For the University group, the data does not follow a normal distribution.


For the Non university group, the data does not follow a normal distribution.




In [8]:
def mann_whitney_test(dataframe, metric_column, group_control, group_test, group_column='education_group'):
    """
    Performs the Mann-Whitney U test to compare the medians of a metric between two groups in a given DataFrame.

    Parameters:
    - dataframe (DataFrame): The DataFrame containing the data.
    - metric_column (str or list): The name of the column or list of columns representing the metrics to compare between the groups.
    - group_control (str): The name of the control group in the column specified by group_column.
    - group_test (str): The name of the test group in the column specified by group_column.
    - group_column (str): The name of the column containing the group information.
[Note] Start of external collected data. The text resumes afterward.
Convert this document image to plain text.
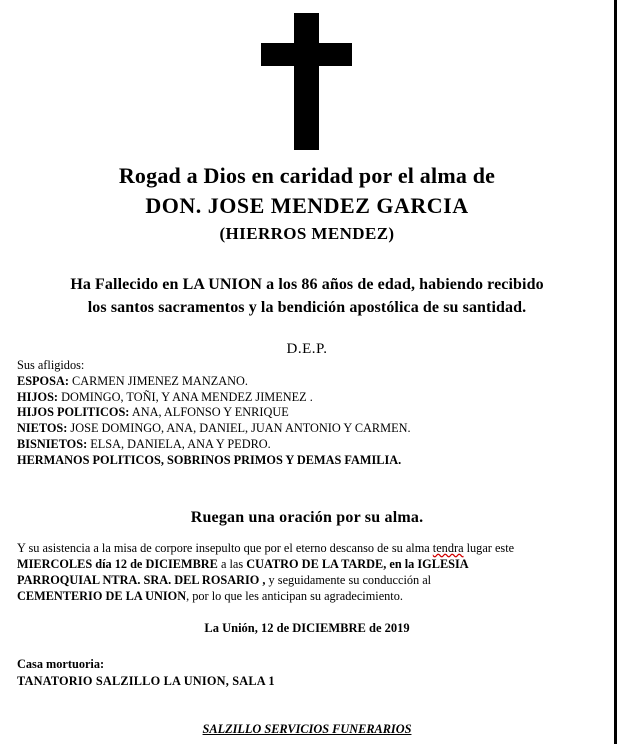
Rogad a Dios en caridad por el alma de
DON. JOSE MENDEZ GARCIA
(HIERROS MENDEZ)
Ha Fallecido en LA UNION a los 86 años de edad, habiendo recibido
los santos sacramentos y la bendición apostólica de su santidad.
D.E.P.
Sus afligidos:
ESPOSA: CARMEN JIMENEZ MANZANO.
HIJOS: DOMINGO, TOÑI, Y ANA MENDEZ JIMENEZ .
HIJOS POLITICOS: ANA, ALFONSO Y ENRIQUE
NIETOS: JOSE DOMINGO, ANA, DANIEL, JUAN ANTONIO Y CARMEN.
BISNIETOS: ELSA, DANIELA, ANA Y PEDRO.
HERMANOS POLITICOS, SOBRINOS PRIMOS Y DEMAS FAMILIA.
Ruegan una oración por su alma.
Y su asistencia a la misa de corpore insepulto que por el eterno descanso de su alma tendra lugar este
MIERCOLES día 12 de DICIEMBRE a las CUATRO DE LA TARDE, en la IGLESIA
PARROQUIAL NTRA. SRA. DEL ROSARIO , y seguidamente su conducción al
CEMENTERIO DE LA UNION, por lo que les anticipan su agradecimiento.
La Unión, 12 de DICIEMBRE de 2019
Casa mortuoria:
TANATORIO SALZILLO LA UNION, SALA 1
SALZILLO SERVICIOS FUNERARIOS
Default is "education_group".

    Returns:
    None: Prints to the console whether the medians are different or the same for the metric.
    The Mann-Whitney U test is used to evaluate if there are significant differences between the groups.
    """
    
    # Filter the DataFrame to include only the data for the two groups
    control = dataframe[dataframe[group_column] == group_control]
    test = dataframe[dataframe[group_column] == group_test]
    
    # Ensure metric_column is a list
    if isinstance(metric_column, str):
        metric_column = [metric_column]
    
    for metric in metric_column:
        metric_control = control[metric]
        metric_test = test[metric]

        # Apply the Mann-Whitney U test
        u_statistic, p_value = stats.mannwhitneyu(metric_control, metric_test)
        
        if p_value < 0.05:
            print(f"  The medians are different between {group_control} and {group_test}.")
        else:
            print(f"  The medians are the same between {group_control} and {group_test}.")
        print("\n")

# Call the function
mann_whitney_test(df, 'flights_booked', 'University', 'Non university')

  The medians are different between University and Non university.




# Interpretation of results

- The median flights_booked is significantly different between the "University" and "Non-University" groups.
- This suggests that the number of flights booked tends to be different between these two educational groups.

If the median number of flights booked by college students is higher, this could imply that college-educated people tend to travel more.